Back/Securities suits allege uniQure misrepresented FDA sign‑off for AMT‑130 pivotal study
stocks·February 20, 2026·qure

Securities suits allege uniQure misrepresented FDA sign‑off for AMT‑130 pivotal study

ED
Editorial
Cashu Markets·2 min read
TL;DR
  • Three U.S. law firms filed securities class actions alleging uniQure N.V. misrepresented FDA approval of AMT‑130 pivotal study design. • Complaints say uniQure N.V. falsely claimed FDA approved its ENROLL‑HD comparison in the Pivotal Study design. • Suits allege uniQure N.V. executives downplayed need for extra studies or BLA delays despite allegedly strong Pivotal results.

Allegations over AMT‑130 pivotal design trigger cluster of suits

Main development: lawsuits say uniQure misled on FDA sign‑off of AMT‑130 study design

Three U.S. law firms are bringing nearly simultaneous securities class actions against uniQure N.V., alleging the Amsterdam‑based gene therapy developer misrepresented regulatory clearance of its pivotal study for AMT‑130, its lead Huntington’s disease candidate. The complaints, filed on behalf of investors who bought ordinary shares between Sept. 24, 2025 and Oct. 31, 2025, contend that uniQure falsely represented that the Pivotal Study design — notably its planned comparison to the ENROLL‑HD external historical data set — had full U.S. Food and Drug Administration approval. Plaintiffs assert those statements leave uniQure’s public comments about business prospects and regulatory timelines without a reasonable basis.

The suits further allege company executives downplay the likelihood that AMT‑130 will require additional studies or a delay to a Biologics License Application (BLA) submission despite allegedly strong Pivotal Study results. That contention strikes at a central question for gene therapy developers: how regulators will treat trials that incorporate external historical control datasets rather than randomized concurrent controls.
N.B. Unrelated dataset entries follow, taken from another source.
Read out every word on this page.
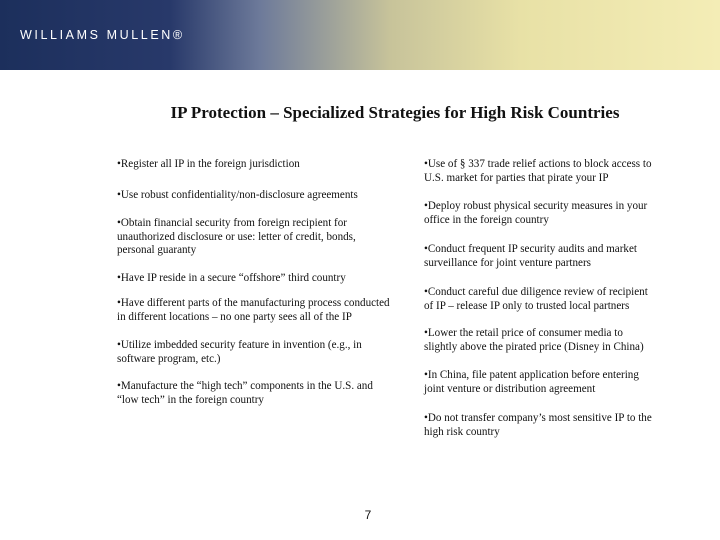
WILLIAMS MULLEN®
IP Protection – Specialized Strategies for High Risk Countries

•Register all IP in the foreign jurisdiction

•Use robust confidentiality/non-disclosure agreements

•Obtain financial security from foreign recipient for unauthorized disclosure or use: letter of credit, bonds, personal guaranty

•Have IP reside in a secure “offshore” third country

•Have different parts of the manufacturing process conducted in different locations – no one party sees all of the IP

•Utilize imbedded security feature in invention (e.g., in software program, etc.)

•Manufacture the “high tech” components in the U.S. and “low tech” in the foreign country

•Use of § 337 trade relief actions to block access to U.S. market for parties that pirate your IP

•Deploy robust physical security measures in your office in the foreign country

•Conduct frequent IP security audits and market surveillance for joint venture partners

•Conduct careful due diligence review of recipient of IP – release IP only to trusted local partners

•Lower the retail price of consumer media to slightly above the pirated price (Disney in China)

•In China, file patent application before entering joint venture or distribution agreement

•Do not transfer company’s most sensitive IP to the high risk country

7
Use of ENROLL‑HD — a large observational registry for Huntington’s disease — is under increased scrutiny across the biotech sector, and the outcome of these cases could influence how sponsors design pivotal programs and interact with regulators.

One of the complaints, Scocco v. uniQure N.V., et al., is docketed in the Southern District of New York (Case No. 1:26‑cv‑01124). Plaintiffs seek to hold uniQure and certain officers accountable for alleged misrepresentations and to recover investor losses once alleged corrective information emerges; the class is not yet certified. The litigation highlights both the legal risks tied to regulatory strategy in rare‑disease gene therapy and broader industry challenges in securing FDA agreement on alternatives to randomized control groups.

Other procedural and firm details

The Rosen Law Firm, Kessler Topaz Meltzer & Check and The Schall Law Firm all announce representations and urge potentially affected investors to preserve records and act promptly. Investors who wish to move to serve as lead plaintiff must do so by April 13, 2026; Kessler Topaz files provide a contact for counsel and a case webpage.

Rosen Law promotes its past settlement record, while Kessler Topaz and Schall Law emphasize free consultations and no obligation to inquire. Each firm provides telephone, email and online contact routes for prospective class members to assess eligibility and next steps.